I'll be demoing the game on the show. Is there a good place for information on the who, what, when, where, why, and how about this game? I've been to the official site and there's nothing there, but I imagine there's quite the story as to how this game came about and I'd like to give the viewers a bit of background.
Yeah. This game was made by Tales of Game's Studios, which is made up of me (Chef Boyardee), bort, GZ, and Drule. A whole lot of people contributed to this game too, but we were the main dudes who worked on this.
I guess I should start out by saying that even before bort and I met each other, we had both had a passion for sewers. We traveled all around the world independently of one another touring sewers; it's actually amazing that we didn't meet up before we did. I guess I should also mention that we both lived and worked in Japan for big game developers (although I won't name names). I happened to be in Tokyo (Akihibara to be exact) touring the sewers when I came upon a gay rights convention. bort and I were on opposing sides of the protest line, but when I looked into his eyes I knew that we had to work together to make sewer-based RPG simulator games.
We traveled all around the world touring sewers, and I think it was the rare sewer ruins we explored in Kandahar, Afghanistan in the late 80s that really changed everything for us. We knew we had come across something really special when we went to those sewers and we felt that it was our duty to preserve what we'd found in video game format. So I guess you could say that Barkley really came into motion the day we went to those sewers in Kandahar. Sadly, five years later, they were destroyed by the Taliban, who were notoriously anti-sewers.
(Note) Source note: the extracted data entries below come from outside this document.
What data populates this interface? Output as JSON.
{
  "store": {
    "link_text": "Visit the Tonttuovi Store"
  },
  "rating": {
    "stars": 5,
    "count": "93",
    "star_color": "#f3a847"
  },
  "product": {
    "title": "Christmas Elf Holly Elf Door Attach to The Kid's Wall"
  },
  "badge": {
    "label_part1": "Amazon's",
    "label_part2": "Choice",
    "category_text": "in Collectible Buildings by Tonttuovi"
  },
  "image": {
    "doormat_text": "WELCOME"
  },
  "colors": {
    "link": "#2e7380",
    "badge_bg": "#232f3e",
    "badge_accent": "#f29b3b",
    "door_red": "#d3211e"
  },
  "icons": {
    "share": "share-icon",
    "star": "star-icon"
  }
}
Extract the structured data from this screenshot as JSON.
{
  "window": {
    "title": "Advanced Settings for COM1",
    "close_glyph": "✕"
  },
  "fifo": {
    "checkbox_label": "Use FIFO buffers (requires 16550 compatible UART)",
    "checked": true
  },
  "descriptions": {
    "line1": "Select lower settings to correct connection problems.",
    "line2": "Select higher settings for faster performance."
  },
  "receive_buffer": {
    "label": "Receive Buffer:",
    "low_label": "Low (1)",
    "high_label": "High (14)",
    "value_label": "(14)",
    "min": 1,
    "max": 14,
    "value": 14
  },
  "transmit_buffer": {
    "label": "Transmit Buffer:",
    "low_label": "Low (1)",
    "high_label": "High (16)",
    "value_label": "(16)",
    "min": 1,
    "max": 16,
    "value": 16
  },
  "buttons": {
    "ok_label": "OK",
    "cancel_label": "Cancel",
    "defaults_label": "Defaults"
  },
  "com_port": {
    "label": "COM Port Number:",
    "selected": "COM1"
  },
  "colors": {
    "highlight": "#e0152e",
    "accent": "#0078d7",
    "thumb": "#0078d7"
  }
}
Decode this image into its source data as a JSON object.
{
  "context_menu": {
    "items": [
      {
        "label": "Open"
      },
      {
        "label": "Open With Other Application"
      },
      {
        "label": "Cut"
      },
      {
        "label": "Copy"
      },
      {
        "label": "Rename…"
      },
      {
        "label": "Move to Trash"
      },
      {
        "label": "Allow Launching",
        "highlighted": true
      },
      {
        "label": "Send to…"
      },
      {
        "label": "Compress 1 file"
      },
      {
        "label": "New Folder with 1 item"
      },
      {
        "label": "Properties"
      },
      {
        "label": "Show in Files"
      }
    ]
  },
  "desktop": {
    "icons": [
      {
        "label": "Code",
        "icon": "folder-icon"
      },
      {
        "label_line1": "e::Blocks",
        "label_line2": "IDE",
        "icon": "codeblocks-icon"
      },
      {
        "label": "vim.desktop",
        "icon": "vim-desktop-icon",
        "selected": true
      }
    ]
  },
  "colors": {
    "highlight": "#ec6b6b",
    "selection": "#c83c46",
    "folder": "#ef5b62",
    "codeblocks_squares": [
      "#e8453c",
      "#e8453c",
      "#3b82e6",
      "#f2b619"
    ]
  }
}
So for almost 2 decades we constantly struggled with the script for Barkley, Shut Up and Jam: Gaiden but it wasn't until 2002 that we finally thought we had a truly decent homage to the sewers of Kandahar. Later that year we picked up GZ and Drule, our programmers, and returned to the sewers of Akihibara, the place where we met, to complete our tribute. Let it be known that though the streets of Akihibara may be a mecca for gamers, its sewers are a mecca for game designers.
Although there is a lot to see and do in the game, we feel that it really comes together in the sewer area. The player gets to feel and experience the exact same emotions that bort and I felt in the sewers of Kandahar; you feel the same sense of mystery and forboding, but also the tranquility and wonderment. bort, GZ, Drule and I have always dreamed of forming a utopian society of sewer-dwellers and I believe that (without getting too much of a big head) we made the most accurate digital simulation of one.
So basically that's our story. Rogue game designers, scorned by our former game developer employers, form a bond of friendship and unite to create a historical sewer simulator.